Of all the nooks and crannies and golf course and winding river pools I thought this generic ballroom had the most promise. My next task was to meet with the GM of the property and get his permission to shoot. I couldn't tell him who was being profiled but I could name drop the magazine and that was enough to grease the wheels of progress.

Unlike many of my peers I don't always see an assistant as a necessary or even positive accessory on many photo shoots. I mean, we were doing one portrait in one location with hours of time open for set up. And I like that one on one rapport I can get in a private conversation instead of the overblown "team" approach. Call me an extroverted loner. Whatever. The fewer people involved the easier some projects become. At least there's no one there to second guess me.....

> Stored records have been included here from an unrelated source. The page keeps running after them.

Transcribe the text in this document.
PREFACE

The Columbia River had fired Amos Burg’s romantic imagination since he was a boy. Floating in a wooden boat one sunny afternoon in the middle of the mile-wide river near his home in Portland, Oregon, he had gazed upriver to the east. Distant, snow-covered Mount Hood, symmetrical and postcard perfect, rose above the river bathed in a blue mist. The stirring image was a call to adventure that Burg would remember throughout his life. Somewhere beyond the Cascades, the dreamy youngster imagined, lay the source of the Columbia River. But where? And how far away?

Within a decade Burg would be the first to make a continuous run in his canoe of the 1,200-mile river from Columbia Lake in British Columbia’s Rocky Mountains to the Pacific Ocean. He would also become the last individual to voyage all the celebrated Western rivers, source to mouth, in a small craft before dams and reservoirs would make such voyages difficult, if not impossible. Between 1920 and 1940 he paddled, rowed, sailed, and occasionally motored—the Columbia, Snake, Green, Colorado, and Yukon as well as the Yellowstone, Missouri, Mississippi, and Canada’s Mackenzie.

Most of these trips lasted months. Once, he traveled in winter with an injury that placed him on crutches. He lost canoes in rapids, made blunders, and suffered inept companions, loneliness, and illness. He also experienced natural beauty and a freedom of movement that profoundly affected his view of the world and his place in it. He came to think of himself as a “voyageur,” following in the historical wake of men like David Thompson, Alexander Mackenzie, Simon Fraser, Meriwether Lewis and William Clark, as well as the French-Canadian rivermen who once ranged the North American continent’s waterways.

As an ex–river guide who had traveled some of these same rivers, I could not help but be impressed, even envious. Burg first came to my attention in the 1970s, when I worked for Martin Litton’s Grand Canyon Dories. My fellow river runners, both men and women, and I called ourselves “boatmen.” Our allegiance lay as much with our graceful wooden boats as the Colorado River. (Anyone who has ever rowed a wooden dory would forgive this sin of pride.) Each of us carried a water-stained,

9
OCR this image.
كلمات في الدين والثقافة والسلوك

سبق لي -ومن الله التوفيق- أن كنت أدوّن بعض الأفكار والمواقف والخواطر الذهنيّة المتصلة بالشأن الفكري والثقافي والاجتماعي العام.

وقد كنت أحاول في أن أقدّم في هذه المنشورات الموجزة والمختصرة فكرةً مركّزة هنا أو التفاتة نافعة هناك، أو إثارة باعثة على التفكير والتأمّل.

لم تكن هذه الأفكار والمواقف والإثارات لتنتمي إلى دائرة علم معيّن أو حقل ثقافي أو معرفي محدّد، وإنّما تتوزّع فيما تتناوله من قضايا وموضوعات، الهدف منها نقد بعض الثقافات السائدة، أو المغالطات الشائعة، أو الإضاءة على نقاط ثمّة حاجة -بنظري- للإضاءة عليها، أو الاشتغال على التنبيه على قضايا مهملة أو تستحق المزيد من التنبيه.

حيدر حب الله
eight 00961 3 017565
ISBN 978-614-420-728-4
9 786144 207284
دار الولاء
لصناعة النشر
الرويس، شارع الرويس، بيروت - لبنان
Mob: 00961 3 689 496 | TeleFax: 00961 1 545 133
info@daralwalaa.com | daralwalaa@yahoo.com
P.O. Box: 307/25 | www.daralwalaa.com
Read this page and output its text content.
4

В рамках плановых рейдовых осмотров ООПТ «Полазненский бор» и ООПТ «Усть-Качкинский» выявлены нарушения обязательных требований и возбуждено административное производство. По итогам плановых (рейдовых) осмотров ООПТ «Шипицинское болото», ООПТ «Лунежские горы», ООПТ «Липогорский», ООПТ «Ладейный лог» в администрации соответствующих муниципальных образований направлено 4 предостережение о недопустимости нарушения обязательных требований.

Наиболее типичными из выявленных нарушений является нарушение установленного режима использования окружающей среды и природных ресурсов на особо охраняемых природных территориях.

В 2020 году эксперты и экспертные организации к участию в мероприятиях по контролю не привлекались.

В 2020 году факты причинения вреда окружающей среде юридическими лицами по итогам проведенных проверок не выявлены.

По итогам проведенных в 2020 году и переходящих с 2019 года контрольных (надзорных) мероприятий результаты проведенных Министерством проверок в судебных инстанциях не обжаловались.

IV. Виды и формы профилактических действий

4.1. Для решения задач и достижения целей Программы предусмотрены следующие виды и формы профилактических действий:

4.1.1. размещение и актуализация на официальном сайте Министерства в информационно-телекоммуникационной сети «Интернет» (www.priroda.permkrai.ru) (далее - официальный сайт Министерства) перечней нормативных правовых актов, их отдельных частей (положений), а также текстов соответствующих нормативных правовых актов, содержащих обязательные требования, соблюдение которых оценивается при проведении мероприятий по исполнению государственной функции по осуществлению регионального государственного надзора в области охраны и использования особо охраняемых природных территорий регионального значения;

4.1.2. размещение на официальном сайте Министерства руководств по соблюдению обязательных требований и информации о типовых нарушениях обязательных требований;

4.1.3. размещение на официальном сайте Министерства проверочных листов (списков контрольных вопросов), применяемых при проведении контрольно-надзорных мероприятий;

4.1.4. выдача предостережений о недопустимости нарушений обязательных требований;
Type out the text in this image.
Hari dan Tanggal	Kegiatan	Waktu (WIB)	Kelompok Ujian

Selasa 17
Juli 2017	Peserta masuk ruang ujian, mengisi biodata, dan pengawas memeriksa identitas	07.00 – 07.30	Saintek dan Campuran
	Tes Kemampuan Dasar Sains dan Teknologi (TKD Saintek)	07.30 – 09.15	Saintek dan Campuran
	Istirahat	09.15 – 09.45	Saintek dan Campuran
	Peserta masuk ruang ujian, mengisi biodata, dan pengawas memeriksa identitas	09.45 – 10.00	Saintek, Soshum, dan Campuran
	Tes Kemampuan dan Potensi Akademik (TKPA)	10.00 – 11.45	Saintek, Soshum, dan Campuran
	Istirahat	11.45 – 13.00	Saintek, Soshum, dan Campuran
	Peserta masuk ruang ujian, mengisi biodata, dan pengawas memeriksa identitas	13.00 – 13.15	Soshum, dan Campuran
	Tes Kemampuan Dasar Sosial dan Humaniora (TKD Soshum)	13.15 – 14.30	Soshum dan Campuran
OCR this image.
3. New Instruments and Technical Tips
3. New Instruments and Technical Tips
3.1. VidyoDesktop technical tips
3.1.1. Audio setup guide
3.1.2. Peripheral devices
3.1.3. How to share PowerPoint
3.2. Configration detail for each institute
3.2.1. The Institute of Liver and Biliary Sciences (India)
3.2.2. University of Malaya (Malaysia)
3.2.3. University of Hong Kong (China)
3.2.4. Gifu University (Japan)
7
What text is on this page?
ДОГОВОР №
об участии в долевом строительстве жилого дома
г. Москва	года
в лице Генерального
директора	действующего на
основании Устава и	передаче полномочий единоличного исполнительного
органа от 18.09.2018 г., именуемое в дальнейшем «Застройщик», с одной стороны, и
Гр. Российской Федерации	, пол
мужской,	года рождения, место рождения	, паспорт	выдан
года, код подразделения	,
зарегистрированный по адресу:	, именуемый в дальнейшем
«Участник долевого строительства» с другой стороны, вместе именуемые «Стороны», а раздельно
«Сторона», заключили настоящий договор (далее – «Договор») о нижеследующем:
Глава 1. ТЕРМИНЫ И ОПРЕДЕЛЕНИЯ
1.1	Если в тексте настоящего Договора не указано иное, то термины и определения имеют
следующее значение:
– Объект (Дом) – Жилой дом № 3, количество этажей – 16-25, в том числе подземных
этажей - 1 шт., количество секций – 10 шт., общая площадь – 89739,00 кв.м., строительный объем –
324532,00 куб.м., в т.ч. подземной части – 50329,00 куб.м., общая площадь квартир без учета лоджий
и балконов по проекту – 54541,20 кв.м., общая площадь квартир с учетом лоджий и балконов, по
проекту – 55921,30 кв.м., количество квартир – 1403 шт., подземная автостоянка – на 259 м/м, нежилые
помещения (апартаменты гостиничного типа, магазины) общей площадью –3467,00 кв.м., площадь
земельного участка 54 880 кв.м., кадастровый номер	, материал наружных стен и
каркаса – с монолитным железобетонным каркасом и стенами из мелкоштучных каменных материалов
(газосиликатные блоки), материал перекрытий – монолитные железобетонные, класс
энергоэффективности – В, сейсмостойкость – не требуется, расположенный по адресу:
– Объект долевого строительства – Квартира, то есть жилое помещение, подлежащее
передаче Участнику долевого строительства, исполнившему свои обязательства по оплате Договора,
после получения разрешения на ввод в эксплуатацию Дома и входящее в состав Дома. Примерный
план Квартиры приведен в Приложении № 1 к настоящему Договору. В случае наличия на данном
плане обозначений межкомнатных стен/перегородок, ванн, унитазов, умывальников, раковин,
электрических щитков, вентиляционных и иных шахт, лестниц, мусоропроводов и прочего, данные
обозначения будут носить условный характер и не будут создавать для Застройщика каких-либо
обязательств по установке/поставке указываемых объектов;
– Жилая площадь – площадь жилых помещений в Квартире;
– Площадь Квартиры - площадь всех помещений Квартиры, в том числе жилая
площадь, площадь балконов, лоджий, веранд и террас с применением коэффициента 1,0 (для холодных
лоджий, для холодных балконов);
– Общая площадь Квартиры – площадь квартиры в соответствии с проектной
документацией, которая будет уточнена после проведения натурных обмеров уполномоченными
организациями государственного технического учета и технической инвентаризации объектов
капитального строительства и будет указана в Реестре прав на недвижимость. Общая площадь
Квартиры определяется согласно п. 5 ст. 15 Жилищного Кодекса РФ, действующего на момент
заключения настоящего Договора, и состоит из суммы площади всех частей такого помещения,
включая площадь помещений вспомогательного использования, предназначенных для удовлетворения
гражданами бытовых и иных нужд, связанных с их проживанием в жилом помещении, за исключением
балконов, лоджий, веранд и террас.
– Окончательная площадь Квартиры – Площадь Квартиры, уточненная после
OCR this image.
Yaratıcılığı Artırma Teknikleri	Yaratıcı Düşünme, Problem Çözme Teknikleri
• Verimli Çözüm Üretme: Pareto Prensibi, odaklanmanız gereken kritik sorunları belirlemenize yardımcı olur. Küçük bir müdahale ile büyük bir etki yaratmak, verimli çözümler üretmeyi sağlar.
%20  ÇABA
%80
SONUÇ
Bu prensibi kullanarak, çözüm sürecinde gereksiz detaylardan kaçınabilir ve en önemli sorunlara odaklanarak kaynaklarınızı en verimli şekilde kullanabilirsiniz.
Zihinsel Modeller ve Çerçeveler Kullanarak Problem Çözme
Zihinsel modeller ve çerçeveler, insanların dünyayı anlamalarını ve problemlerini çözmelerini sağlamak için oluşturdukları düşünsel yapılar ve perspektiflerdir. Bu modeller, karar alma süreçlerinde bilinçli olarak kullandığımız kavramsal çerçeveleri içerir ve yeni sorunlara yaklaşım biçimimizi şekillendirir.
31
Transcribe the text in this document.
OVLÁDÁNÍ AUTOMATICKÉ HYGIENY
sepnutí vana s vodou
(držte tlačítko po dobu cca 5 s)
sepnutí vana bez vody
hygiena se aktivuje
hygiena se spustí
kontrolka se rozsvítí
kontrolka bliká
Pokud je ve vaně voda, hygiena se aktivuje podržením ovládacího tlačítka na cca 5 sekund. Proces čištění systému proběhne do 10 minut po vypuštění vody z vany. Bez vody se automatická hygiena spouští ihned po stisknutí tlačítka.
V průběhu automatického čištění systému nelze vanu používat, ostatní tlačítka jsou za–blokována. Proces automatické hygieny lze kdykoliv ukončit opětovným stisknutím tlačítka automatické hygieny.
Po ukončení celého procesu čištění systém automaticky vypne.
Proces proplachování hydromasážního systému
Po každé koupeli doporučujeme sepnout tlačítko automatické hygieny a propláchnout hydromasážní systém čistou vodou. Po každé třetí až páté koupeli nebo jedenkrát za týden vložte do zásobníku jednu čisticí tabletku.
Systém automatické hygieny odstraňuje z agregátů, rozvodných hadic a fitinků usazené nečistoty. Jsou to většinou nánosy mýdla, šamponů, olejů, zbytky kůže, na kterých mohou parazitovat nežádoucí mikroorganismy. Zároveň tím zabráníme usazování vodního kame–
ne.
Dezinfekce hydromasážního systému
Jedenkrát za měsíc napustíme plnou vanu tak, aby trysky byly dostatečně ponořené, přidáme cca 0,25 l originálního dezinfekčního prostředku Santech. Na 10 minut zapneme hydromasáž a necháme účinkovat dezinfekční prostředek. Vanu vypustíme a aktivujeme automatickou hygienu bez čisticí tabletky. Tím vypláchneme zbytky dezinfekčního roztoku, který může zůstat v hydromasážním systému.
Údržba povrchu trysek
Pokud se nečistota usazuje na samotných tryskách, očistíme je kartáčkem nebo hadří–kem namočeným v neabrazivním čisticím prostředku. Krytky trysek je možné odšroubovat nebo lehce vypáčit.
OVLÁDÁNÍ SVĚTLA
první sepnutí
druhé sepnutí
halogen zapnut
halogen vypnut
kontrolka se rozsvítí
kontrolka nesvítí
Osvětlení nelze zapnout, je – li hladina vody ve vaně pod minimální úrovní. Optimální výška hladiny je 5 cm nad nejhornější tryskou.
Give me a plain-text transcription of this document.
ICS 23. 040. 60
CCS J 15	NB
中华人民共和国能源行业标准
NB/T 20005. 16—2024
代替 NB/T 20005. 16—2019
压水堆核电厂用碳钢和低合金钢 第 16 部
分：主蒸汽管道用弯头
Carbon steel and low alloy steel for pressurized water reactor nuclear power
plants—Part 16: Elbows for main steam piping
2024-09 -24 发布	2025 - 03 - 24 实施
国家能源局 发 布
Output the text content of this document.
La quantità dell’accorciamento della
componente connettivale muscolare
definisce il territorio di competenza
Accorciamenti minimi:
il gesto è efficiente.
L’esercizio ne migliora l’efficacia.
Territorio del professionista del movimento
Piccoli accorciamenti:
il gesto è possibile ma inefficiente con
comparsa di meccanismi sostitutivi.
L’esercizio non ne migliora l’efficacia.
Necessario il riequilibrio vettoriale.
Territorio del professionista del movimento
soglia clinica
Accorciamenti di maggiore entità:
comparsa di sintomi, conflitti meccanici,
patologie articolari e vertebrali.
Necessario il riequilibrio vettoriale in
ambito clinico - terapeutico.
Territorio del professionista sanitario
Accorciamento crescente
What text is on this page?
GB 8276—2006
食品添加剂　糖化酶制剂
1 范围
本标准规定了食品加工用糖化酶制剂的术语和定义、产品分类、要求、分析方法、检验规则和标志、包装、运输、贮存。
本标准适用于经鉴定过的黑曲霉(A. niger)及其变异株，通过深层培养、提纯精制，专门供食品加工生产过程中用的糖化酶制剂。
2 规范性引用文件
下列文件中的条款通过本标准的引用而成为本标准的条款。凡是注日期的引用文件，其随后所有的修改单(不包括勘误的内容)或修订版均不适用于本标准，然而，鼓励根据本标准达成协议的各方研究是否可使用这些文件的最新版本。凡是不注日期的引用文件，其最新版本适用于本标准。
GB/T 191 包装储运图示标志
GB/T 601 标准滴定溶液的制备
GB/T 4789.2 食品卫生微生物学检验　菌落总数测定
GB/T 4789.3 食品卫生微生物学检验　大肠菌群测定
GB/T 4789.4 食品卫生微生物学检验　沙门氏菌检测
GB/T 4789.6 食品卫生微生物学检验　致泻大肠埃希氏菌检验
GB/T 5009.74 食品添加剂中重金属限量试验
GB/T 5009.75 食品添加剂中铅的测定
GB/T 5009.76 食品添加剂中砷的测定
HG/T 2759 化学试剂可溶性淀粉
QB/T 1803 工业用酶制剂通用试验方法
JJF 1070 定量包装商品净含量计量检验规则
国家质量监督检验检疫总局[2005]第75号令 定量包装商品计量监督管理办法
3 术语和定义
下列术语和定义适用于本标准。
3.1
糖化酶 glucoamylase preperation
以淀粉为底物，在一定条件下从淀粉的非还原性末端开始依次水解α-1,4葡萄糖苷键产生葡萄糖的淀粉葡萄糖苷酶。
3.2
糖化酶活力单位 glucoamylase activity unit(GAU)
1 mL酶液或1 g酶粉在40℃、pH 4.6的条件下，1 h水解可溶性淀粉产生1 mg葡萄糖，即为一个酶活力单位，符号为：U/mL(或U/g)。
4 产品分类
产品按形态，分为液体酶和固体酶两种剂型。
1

I set up on big soft light and a passive reflector to the opposite side. I like dark shadows so I move the reflector way, way out to the side. I took a Polaroid and decided that the room would be perfect at a certain exposure but the ambient was too high on the subject. I put a black panel over his head and another one right behind the camera. I am a big believer in subtractive lighting. And I love to drop the existing light on my subject so I can provide light with direction and character instead of trying to mix unwelcome extremes.

When I thought everything was perfect I pulled the darkslide on the Polaroid back and had a passing bus boy release the shutter while I stood in. A few minutes later Mr. Bertels walked up and introduced himself. This was a time when a CEO from a multi national could actually walk alone to a photo shoot, unencumbered by entourage.

We chatted for a few minutes. I showed him the Polaroid and he loved the idea and the composition. (Later the Westin bought a rights package for two years of international usage).
We shot three quick, twelve exposure rolls, shook hands and went our separate ways.

I've always liked this photo but I think it's because I have a hard time separating the pranksterism of shooting the CEO of one's rival in the rival's own house. I do like his smile as well.